We’re still in the early days of chatbots. Companies are still trying to understand how to quantify the value of the interactions they’re having on the various applications.

Wellen gave a peek at the possible future for CNN’s chatbots: “The next frontier is real-time multimedia chat bots that return intelligent audio or video responses across mobile, IoT (Internet of Things), and connected TVs.”

Magic’s Chatbot Offers Complete Virtual Assistant Capabilities

Magic is an online virtual assistant service that launched in 2015. This service has created chatbots in several applications, including Slack, Messenger, and through SMS (Short Message Service). We might think about Magic as an example of conversational commerce, an important subset of chatbots.

We’ve already looked at a few examples of conversational commerce with the examples of WeChat and Messenger allowing you to order a ride share. Magic allows you to speak with a virtual assistant to help you with dozens of tasks that an administrative assistant would handle, all through the applications you use every day. These virtual assistants save data points that allow them to iterate the tasks later.

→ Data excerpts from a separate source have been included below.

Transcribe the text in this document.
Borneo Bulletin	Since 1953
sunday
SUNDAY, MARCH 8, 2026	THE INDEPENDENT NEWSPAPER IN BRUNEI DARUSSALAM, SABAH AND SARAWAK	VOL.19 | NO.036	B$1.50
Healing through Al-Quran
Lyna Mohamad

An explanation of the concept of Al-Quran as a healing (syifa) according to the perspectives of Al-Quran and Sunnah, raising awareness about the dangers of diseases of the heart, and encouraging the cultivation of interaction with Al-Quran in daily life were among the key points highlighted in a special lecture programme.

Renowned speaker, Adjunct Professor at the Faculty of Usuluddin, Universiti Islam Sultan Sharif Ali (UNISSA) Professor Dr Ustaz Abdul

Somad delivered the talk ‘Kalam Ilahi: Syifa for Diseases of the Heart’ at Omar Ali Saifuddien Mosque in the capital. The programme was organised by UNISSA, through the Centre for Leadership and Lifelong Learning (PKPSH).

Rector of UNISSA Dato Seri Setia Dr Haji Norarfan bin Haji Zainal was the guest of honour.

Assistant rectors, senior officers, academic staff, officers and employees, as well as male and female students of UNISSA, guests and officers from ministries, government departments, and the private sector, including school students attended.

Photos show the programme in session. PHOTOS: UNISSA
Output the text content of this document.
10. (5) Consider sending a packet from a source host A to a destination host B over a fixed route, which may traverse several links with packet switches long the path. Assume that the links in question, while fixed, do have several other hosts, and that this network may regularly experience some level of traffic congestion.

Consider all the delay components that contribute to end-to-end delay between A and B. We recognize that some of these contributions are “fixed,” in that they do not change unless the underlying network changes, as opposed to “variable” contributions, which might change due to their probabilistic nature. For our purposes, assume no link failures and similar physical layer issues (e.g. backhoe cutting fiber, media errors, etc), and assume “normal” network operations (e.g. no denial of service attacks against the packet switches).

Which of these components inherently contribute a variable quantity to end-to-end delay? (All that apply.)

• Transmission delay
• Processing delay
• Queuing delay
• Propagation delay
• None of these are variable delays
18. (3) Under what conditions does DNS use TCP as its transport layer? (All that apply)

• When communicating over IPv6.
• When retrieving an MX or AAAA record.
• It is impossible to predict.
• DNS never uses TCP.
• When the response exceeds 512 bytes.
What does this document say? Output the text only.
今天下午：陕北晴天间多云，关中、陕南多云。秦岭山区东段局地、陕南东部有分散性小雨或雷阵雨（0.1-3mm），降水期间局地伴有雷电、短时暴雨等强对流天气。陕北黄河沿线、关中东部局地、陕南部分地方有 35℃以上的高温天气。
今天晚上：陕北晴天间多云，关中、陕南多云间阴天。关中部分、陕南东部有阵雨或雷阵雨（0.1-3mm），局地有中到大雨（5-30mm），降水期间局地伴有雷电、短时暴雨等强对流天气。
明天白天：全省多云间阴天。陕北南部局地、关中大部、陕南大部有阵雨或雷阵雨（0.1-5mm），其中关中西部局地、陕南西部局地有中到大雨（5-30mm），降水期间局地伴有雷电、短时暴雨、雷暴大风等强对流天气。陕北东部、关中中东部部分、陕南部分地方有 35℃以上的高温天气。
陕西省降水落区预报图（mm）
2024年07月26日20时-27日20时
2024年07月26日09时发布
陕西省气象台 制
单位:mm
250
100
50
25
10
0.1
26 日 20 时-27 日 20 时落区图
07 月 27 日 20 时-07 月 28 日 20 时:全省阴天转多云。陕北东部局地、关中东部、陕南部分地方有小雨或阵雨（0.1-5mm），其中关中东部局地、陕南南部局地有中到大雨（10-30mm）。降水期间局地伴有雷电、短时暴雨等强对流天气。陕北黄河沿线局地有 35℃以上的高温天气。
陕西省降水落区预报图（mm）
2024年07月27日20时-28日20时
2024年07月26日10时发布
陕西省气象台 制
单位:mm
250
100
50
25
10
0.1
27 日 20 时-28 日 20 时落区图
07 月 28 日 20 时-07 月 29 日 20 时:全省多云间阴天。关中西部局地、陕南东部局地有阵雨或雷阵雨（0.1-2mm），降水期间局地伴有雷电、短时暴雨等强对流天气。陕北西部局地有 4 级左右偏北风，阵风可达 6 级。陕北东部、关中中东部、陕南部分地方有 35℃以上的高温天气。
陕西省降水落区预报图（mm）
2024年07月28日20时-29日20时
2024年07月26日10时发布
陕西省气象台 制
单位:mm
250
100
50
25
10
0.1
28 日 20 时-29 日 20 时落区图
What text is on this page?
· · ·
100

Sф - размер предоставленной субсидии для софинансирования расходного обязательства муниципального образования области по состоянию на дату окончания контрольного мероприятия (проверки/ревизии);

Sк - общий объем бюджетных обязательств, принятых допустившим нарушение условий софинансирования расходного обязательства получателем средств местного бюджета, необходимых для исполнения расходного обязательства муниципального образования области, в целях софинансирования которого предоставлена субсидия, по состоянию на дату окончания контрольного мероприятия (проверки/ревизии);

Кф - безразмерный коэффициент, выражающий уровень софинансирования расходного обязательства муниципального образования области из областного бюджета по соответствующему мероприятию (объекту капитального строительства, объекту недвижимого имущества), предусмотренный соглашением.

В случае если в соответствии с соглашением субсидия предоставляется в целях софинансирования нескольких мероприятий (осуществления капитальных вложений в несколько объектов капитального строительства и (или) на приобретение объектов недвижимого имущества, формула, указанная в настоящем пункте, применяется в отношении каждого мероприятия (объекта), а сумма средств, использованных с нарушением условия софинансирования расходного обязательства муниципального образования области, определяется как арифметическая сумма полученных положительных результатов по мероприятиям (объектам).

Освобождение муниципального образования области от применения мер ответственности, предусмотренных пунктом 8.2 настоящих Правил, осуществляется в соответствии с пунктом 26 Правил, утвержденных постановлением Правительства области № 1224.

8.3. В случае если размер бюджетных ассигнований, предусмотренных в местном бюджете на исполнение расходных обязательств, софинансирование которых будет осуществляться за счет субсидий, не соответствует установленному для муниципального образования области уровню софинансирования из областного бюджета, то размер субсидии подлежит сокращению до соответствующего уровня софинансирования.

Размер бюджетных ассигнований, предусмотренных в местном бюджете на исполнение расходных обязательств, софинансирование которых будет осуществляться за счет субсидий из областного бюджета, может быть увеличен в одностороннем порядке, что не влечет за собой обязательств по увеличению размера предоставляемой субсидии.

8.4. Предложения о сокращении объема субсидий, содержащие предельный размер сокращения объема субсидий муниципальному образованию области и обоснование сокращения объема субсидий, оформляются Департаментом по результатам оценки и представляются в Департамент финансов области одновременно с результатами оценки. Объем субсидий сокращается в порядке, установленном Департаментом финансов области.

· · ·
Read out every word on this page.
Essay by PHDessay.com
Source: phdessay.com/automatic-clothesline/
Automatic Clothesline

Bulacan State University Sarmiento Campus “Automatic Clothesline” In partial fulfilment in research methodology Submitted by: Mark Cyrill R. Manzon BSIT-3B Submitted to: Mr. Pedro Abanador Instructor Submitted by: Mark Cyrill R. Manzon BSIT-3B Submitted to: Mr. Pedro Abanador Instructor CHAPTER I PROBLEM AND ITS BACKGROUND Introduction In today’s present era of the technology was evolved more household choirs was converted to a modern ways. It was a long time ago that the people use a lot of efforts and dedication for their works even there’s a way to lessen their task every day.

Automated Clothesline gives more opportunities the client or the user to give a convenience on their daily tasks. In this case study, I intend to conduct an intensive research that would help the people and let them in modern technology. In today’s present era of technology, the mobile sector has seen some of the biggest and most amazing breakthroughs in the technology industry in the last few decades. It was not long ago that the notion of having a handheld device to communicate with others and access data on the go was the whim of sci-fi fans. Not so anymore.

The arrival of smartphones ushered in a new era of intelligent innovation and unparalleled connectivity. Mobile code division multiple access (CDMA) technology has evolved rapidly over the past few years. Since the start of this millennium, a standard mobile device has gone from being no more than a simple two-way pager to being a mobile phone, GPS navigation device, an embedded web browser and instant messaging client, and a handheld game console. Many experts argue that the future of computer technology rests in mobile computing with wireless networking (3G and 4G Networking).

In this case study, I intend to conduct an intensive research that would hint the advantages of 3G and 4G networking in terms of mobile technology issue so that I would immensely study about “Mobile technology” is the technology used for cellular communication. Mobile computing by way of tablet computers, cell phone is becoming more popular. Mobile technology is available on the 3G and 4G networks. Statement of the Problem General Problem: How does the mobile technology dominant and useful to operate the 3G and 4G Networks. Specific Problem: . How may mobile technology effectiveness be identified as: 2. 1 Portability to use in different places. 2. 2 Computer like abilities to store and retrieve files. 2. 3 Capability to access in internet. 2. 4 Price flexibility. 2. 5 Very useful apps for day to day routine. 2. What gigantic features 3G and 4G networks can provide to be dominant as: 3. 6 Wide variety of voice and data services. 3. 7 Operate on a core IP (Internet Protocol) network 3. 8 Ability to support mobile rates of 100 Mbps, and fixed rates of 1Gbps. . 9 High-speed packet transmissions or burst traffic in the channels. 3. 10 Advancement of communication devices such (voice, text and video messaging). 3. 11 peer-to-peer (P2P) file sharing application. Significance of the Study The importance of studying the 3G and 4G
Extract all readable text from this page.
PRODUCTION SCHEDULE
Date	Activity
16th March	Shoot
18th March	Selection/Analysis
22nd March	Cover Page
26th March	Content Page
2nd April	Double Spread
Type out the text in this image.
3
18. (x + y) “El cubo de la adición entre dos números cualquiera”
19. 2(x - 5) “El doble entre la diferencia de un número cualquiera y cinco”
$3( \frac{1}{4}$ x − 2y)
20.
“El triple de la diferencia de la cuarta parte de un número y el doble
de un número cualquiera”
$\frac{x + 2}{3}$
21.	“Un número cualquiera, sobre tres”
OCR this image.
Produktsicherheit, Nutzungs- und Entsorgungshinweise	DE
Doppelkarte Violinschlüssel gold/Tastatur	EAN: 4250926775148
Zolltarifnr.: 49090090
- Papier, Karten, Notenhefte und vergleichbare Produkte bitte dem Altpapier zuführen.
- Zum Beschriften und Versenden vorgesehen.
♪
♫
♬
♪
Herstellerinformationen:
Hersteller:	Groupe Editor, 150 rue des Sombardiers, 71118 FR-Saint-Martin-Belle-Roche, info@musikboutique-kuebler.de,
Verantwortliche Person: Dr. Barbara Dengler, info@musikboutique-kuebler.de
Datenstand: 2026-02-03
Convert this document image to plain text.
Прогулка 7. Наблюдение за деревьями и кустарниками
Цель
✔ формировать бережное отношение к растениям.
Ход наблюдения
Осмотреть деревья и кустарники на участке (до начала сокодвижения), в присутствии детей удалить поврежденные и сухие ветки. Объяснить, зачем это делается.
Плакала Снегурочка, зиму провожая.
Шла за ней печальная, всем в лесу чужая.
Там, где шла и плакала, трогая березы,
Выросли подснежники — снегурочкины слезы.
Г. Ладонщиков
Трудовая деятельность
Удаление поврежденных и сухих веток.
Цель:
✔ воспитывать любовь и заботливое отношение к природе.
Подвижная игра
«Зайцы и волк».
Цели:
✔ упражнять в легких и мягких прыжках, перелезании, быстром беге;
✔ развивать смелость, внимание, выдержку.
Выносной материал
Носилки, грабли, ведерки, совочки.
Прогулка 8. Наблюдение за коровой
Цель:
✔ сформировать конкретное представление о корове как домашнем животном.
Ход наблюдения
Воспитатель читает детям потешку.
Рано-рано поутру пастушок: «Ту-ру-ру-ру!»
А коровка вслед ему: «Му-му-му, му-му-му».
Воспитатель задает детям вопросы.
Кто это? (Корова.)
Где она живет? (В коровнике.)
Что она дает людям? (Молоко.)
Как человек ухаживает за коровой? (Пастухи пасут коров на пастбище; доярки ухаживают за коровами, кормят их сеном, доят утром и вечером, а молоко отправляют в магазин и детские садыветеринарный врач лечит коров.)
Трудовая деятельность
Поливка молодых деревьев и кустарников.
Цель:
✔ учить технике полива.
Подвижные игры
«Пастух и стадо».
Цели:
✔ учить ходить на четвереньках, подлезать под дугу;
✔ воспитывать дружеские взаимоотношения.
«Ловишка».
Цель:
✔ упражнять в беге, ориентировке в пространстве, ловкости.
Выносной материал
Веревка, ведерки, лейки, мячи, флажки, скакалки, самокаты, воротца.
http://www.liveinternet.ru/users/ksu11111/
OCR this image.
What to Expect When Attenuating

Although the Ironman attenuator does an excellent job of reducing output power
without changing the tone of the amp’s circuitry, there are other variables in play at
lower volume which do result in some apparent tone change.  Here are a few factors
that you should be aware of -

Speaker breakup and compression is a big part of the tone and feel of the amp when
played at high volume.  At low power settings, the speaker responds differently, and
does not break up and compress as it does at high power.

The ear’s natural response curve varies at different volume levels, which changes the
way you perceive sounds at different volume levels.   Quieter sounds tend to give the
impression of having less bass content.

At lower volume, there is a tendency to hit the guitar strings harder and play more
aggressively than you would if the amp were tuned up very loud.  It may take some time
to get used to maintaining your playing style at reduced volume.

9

We know you might be thinking, but we’re going to tell you anyway: Magic is not a chatbot. While Magic is an interesting example of how companies can enter the conversational commerce space, live human operators manage the tasks in Magic. You won’t find any AI or reinforced learning happening as of the date of this writing.

However, with the capabilities of companies to leverage an ever-expanding world of third-party reinforced learning tools, the interactions happening at Magic today could serve as the training for tomorrow’s AI-based virtual assistant.

We’re still much entrenched in the early days of chatbots. This time period feels like the early days of mobile applications, and developers should be salivating at the untapped opportunities.

While the idea of developing a conversational bot may seem like a cumbersome task, remember that you can start small. A chatbot simply needs to be built on the four components we discussed earlier. A conversational commerce–based chatbot is possible with a human-generated database and basic training over a supervised Machine Learning model. The tools and infrastructure are becoming more readily available for all developers. With the increasing exposure of developers to these tools, we’re likely to see an explosion of chatbots and related environments and economies over the coming years.